Ed looked up, smiling in surprise. “Well, using the door this time. Come in.”
“I have someone who’d like to talk to you,” Huntress said. Ed craned his neck to see. His eyes widened when he saw his son enter the room.
“Hi, Dad,” Eric said. “I heard you’re sick.”
“I’ve felt better,” Ed admitted. “What are you doing these days?”
“I’m writing comic-books,” Eric said. “The JSA comic, in fact.”
Ed’s eyes brightened. “You’re Eric Gaimen?”
Eric did a double-take. “You read my comics?”
“I love them! Gaimen, Enigma — I should have known!”

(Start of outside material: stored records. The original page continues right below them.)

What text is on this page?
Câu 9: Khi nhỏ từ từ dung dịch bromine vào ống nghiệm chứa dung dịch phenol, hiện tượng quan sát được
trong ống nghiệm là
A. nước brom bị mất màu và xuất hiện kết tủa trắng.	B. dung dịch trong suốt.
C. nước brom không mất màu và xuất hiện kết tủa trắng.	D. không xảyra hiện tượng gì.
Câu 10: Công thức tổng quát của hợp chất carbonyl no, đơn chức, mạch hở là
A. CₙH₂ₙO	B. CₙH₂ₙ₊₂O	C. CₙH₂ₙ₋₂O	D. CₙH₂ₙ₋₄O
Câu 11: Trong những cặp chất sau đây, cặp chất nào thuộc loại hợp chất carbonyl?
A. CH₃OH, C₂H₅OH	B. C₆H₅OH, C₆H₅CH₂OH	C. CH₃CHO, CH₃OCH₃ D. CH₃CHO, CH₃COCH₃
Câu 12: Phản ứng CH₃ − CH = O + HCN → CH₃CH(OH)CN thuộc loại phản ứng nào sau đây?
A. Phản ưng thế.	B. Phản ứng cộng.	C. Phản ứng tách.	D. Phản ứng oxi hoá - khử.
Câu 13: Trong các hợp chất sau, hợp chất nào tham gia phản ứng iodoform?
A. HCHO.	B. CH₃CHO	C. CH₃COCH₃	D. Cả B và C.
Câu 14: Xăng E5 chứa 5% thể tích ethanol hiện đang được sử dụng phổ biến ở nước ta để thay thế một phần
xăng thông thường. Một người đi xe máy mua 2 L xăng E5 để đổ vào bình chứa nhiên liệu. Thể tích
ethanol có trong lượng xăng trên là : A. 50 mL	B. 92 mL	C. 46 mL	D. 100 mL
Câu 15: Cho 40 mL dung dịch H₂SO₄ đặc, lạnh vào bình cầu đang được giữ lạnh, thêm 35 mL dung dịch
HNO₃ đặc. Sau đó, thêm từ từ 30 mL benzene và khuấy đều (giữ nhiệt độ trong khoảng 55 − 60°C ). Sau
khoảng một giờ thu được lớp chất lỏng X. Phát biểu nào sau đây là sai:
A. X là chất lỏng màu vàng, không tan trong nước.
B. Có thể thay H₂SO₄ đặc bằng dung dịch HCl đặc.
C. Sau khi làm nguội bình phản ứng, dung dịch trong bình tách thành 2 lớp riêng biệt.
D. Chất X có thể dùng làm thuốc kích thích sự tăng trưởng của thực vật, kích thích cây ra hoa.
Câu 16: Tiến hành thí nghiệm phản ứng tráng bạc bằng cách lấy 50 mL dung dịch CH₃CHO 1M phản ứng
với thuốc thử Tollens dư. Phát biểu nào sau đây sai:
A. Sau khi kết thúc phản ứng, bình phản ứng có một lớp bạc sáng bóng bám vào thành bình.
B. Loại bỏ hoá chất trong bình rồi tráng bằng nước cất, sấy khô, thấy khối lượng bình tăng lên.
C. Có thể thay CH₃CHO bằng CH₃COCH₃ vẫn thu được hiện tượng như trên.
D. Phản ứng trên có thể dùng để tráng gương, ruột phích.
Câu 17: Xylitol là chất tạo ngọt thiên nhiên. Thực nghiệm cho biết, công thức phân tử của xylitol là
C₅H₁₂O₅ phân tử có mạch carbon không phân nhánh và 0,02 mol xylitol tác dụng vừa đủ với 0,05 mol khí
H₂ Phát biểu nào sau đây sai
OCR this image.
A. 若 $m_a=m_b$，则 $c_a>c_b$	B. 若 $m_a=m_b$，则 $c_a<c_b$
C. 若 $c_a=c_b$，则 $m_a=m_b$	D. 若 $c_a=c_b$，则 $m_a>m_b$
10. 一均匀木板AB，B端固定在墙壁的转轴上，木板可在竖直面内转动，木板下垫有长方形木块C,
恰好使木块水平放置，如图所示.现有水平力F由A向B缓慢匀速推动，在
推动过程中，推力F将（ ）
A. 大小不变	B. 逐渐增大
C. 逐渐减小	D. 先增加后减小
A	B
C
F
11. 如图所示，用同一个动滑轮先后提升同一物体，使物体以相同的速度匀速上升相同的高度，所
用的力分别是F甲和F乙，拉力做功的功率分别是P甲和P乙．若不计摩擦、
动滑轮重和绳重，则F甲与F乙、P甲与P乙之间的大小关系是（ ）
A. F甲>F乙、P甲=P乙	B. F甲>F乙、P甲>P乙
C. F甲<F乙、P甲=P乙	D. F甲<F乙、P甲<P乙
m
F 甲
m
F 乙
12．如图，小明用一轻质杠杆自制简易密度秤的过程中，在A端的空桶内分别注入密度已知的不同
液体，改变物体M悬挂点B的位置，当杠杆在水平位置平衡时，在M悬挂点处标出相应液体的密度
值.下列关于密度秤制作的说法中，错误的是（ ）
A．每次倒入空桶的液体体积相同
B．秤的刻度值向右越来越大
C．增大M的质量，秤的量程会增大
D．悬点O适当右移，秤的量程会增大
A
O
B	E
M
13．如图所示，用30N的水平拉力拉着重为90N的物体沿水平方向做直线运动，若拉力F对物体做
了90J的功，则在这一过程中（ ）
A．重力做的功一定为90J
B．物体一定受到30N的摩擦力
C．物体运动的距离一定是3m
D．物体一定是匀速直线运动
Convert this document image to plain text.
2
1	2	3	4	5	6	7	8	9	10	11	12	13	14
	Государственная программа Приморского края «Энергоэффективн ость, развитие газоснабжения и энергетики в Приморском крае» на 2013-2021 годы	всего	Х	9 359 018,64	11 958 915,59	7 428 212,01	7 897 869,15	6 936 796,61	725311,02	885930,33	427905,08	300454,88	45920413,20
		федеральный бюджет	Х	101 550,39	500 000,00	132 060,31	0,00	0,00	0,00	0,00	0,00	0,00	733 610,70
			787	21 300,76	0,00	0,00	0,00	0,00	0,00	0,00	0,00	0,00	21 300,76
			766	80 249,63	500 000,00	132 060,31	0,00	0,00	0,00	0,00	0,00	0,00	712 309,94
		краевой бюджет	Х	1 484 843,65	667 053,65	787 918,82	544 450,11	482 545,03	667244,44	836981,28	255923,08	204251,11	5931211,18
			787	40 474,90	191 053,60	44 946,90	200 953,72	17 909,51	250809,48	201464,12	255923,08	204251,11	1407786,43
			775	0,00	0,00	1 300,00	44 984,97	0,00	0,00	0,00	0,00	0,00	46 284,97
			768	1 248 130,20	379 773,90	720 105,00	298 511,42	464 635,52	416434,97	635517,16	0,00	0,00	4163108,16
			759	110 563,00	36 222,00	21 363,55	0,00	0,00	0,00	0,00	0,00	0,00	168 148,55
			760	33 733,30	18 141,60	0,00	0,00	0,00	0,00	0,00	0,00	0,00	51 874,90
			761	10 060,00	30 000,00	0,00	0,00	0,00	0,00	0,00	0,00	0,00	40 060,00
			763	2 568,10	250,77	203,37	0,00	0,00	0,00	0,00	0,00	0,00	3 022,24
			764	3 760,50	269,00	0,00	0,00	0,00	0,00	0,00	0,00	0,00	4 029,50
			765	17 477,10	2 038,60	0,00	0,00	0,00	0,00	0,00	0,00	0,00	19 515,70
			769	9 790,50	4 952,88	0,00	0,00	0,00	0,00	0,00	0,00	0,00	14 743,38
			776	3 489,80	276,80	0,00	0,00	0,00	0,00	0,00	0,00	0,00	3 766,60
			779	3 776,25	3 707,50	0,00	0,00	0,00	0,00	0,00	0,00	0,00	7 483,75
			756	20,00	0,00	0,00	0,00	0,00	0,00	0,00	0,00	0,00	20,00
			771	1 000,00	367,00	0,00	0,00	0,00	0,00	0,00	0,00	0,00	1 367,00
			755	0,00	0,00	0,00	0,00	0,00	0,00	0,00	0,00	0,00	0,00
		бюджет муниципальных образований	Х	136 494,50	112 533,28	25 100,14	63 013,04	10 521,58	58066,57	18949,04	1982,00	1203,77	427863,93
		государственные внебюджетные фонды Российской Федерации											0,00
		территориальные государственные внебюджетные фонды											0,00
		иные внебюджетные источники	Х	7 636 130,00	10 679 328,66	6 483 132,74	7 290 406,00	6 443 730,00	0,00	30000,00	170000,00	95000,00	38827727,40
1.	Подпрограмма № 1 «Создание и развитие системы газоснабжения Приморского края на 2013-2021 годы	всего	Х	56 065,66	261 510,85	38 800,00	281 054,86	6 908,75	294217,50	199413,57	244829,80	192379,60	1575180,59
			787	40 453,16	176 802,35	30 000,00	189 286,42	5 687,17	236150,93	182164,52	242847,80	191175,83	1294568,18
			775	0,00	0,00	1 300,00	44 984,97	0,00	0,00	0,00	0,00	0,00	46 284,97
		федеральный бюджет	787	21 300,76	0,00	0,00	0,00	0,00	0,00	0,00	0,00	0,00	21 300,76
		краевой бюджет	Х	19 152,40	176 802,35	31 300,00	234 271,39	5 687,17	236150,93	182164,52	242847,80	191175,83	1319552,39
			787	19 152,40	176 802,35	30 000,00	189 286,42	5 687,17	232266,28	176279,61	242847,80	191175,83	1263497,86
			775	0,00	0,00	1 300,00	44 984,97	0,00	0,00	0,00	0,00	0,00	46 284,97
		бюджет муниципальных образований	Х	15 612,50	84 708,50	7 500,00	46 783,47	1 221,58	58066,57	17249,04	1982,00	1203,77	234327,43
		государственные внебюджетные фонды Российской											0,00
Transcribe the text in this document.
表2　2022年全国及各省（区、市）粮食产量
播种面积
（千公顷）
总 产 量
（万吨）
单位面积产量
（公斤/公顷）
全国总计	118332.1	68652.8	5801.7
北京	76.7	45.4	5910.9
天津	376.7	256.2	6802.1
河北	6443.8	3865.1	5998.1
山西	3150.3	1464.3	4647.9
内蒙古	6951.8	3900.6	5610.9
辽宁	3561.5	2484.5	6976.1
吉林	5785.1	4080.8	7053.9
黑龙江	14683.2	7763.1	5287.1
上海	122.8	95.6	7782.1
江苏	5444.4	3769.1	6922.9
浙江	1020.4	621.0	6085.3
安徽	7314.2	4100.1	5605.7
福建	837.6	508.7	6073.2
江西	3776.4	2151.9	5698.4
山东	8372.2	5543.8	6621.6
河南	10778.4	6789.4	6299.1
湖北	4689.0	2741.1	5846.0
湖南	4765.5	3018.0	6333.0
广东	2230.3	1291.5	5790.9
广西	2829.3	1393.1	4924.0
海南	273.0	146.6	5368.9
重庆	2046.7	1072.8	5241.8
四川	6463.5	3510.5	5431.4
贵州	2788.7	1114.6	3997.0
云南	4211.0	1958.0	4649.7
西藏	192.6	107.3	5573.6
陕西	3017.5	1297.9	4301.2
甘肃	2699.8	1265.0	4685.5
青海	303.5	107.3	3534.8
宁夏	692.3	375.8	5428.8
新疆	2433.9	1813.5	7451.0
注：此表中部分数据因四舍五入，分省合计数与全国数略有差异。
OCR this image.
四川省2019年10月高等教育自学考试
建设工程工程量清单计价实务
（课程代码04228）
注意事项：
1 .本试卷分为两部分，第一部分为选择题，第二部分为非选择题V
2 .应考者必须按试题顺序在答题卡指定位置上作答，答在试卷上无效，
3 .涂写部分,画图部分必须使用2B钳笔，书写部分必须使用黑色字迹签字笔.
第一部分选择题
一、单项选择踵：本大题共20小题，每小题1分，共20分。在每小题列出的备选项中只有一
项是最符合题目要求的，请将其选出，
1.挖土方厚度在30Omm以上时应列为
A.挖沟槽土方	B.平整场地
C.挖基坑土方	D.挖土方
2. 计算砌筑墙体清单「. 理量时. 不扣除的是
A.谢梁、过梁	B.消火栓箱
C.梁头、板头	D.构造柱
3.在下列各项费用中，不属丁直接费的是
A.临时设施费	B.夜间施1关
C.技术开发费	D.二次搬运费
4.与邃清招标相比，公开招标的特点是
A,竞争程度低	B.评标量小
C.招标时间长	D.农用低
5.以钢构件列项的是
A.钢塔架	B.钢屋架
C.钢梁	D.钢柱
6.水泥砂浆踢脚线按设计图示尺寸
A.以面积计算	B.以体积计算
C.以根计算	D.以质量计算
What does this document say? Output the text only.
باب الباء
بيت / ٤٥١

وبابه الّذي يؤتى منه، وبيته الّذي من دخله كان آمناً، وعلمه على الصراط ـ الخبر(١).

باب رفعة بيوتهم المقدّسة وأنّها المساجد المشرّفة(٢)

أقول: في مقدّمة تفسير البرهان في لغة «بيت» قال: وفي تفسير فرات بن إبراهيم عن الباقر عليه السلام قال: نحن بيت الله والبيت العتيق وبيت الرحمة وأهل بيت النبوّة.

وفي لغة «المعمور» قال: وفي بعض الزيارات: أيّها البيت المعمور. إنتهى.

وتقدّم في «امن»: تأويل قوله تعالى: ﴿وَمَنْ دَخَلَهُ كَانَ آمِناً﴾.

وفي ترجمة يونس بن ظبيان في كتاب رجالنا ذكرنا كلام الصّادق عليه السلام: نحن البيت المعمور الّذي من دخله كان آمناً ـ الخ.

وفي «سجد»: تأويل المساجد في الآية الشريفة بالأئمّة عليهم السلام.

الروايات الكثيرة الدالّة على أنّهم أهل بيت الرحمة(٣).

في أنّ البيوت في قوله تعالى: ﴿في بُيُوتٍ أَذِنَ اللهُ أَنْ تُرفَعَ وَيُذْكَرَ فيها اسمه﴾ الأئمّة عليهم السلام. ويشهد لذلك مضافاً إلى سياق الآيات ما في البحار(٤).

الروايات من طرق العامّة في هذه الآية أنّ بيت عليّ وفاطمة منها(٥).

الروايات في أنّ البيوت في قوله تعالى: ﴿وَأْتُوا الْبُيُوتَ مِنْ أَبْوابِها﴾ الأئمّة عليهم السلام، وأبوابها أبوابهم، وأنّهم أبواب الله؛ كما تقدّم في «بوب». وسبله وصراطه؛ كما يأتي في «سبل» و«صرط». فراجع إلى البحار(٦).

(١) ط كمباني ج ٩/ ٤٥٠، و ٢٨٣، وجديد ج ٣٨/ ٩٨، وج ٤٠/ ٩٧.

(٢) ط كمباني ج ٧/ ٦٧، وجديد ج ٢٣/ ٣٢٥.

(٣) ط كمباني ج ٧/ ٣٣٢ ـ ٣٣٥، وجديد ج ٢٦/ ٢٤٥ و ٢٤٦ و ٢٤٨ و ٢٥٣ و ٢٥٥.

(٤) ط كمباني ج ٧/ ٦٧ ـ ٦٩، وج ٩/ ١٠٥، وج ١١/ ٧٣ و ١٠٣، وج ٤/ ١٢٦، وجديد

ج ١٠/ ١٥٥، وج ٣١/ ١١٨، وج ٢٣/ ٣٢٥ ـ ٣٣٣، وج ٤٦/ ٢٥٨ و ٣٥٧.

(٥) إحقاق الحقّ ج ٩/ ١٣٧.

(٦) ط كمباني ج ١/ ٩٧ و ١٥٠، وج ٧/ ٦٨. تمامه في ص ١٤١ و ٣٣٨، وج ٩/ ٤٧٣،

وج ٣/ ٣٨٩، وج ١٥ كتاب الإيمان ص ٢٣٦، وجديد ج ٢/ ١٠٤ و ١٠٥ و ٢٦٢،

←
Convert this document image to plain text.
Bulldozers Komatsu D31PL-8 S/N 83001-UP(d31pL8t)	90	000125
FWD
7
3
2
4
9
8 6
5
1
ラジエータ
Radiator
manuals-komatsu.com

“I hear you’re pretty popular with the kids, Dad.”
“More than I was with my own,” Ed said, smiling ruefully.
“I guess these are smarter than your own,” Eric said.
The Huntress left with a huge smile on her face.
Two months later:
“Eric, hi,” the Huntress said as she saw the young man walking out of JSA Headquarters.
“Hello, Huntress,” Eric said, stopping to talk to her. “I was just talking to the Atom about next month’s issue. Listen, I really want to thank you for bringing my father and me back together. These last two months have been just wonderful, and I owe it all to you.”
“I was glad to do it, Eric,” the Huntress said. “How is your dad, by the way? I have a surprise for him. I spoke to the board of directors of the Gotham History Museum, and I’ve convinced them to put a Riddler statue in the super-villain exhibit!”
Eric smiled wistfully. “Thank you, Huntress. He would have been touched.”
“Would have?” Huntress asked, confused. “What do you m — oh, no!” Huntress’ gloved hand flew to her mouth as she gaped in shock.
“I’m afraid you’re too late, Huntress,” Eric said, sadly. “But, thanks to you… I wasn’t.”